The earliest surviving town houses are the 12th‐century stone buildings, notably two on Steep Hill, Lincoln, which had living accommodation on the first floor, with space at street level for a shop, workshop, or warehouse. Some had vaulted undercrofts. Such undercrofts remained popular in merchants’ and craftsmen's houses later in the Middle Ages; Norwich has more than 60 dating from after c.1350. By then, the fashion for first‐floor halls had long been replaced by halls on the ground floor, such as that which now forms the Bridewell Museum, Norwich. See Maurice Barley, Houses and History (1986), ch. 4, which notes that it is impossible to find a single town house whose ground‐floor plan has not been altered at some time, and Anthony Quiney, Town Houses of Medieval Britain (2003). For studies of single towns, see Vanessa Parker, The Making of King's Lynn (1971), and David Lloyd, Broad Street, Ludlow (1979).
The houses of the prosperous townsmen fronted the principal streets or marketplace (see markets) and extended backwards along a burgage plot. If the plots were sufficiently wide, the largest houses could be arranged around courtyards. Most plots were so narrow, however, that the plans of houses varied considerably. Narrow‐fronted properties were usually entered by a passage which led under the front range of building and along one side of the plot to an open space at the rear. As in contemporary rural houses, the principal room was in the form of an open hall. Smaller houses were arranged in terraces along the streets which had no burgage plots, sometimes filling in spaces such as marketplaces and the edges of churchyards (see historic churches). A group in Lady Row, Goodramgate, York, which were begun in 1316 and remain as the oldest timber‐framed houses in the city, provided simple accommodation consisting of a ground‐floor room and a chamber above. They, and similar medieval terraces, have left no trace of heating arrangements. The houses of the very poor have long since gone.
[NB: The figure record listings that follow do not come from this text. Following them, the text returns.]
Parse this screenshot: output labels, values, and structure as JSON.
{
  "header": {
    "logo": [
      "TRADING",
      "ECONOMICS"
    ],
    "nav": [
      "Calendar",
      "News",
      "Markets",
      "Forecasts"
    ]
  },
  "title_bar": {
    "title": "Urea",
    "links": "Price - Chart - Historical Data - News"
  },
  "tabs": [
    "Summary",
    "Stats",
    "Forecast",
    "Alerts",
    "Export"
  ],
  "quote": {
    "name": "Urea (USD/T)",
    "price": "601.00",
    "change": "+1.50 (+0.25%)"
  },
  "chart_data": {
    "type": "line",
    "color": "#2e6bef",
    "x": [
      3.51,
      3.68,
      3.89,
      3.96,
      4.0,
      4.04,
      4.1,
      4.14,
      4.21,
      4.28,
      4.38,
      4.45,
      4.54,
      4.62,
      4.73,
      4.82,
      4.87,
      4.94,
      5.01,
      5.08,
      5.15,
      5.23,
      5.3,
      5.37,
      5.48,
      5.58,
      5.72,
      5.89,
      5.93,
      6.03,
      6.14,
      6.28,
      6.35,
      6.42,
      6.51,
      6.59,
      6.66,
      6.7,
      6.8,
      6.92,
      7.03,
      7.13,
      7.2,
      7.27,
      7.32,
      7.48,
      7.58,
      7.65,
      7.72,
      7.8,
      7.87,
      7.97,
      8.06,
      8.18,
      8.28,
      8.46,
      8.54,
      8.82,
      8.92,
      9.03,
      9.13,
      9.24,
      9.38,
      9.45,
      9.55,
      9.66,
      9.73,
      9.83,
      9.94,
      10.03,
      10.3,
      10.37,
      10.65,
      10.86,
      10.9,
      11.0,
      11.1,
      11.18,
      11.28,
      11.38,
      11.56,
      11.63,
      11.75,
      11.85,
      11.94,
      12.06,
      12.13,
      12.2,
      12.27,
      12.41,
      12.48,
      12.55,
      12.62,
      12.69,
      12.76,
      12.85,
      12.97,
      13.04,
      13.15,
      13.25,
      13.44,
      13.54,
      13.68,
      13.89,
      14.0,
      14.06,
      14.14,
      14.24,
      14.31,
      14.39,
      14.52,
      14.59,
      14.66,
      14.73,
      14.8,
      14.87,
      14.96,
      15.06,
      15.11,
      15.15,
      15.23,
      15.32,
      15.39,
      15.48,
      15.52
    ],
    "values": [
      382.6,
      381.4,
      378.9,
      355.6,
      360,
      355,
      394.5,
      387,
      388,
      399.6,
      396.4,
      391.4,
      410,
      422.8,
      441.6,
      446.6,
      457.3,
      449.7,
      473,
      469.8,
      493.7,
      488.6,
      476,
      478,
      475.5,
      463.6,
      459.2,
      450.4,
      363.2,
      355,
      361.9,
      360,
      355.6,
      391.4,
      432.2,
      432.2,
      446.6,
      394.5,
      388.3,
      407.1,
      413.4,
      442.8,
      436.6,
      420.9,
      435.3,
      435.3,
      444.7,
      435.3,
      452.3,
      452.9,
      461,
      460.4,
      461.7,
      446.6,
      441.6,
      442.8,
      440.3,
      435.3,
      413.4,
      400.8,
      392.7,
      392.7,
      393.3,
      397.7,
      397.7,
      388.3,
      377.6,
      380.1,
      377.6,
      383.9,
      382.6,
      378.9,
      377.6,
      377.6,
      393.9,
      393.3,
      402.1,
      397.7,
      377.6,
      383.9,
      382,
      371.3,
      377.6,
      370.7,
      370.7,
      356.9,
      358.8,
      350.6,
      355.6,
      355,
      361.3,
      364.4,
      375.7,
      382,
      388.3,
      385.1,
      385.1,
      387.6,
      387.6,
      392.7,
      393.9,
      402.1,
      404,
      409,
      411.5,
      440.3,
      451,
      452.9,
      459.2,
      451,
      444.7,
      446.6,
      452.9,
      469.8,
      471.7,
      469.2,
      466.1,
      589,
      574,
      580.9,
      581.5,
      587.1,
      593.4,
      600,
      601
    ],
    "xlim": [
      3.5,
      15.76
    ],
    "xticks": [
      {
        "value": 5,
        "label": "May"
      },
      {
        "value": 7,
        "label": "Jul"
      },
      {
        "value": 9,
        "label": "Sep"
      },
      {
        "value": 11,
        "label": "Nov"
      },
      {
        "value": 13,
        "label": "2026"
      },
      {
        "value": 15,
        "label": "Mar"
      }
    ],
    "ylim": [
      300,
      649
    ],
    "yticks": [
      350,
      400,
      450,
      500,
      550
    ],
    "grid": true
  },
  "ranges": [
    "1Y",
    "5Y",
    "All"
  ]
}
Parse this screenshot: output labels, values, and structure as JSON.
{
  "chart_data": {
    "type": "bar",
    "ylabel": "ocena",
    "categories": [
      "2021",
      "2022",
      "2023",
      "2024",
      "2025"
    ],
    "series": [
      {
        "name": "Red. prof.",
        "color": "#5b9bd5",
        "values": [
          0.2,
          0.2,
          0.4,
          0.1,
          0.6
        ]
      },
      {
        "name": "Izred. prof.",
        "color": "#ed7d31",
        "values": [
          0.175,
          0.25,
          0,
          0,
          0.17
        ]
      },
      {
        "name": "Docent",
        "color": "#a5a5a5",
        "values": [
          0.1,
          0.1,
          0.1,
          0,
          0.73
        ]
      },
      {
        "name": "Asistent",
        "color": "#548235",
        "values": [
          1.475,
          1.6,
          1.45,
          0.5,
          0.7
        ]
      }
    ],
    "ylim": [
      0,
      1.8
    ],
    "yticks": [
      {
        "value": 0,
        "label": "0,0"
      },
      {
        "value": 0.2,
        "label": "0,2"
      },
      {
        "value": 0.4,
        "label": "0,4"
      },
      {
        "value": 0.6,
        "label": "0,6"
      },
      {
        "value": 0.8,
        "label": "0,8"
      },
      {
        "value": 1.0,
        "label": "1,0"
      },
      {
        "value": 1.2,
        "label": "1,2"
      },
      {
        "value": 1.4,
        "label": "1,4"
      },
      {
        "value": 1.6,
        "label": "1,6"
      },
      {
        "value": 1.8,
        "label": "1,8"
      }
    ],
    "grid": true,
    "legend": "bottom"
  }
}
The improved standards of housing that have been noted in the countryside during the 16th and 17th centuries were matched in the towns (see also Great Rebuilding). The open hall, with its central fireplace and clay floor, disappeared as houses were reconstructed or entirely rebuilt. D. Portman, Exeter Houses, 1400–1700 (1966), showed how new features such as jettied upper floors and brick chimney stacks were added to old houses or incorporated in the new. Brick was used increasingly in the framework of the house, especially in eastern parts of England, in order to reduce the risk of fire. A. D. Dyer, ‘Urban Housing: A Documentary Study of Four Midland Towns, 1530–1700’, Post‐Medieval Archaeology, 15 (1981), used probate inventories to study the use of rooms in houses in Birmingham, Coventry, Derby, and Worcester. The most detailed study of inventory material for this purpose is U. Priestley, P. J. Corfield, and H. Sutermeister, ‘Rooms and Room‐Use in Norwich Housing, 1580–1730’, Post‐Medieval Archaeology, 16 (1982), which shows how the city's housing stock was used increasingly intensively during this period, with subdivisions into smaller units and the acquisition of more floors. See also Michael Laithwaite, ‘Totnes Houses, 1500–1800’, in Peter Clark (ed.), The Transformation of English Provincial Towns (1984), and the survey of recent archaeological and historical investigations in David Crossley, Post‐Medieval Archaeology in Britain (1990). As with the Middle Ages, there is little evidence of the houses of the poorest sections of the urban community.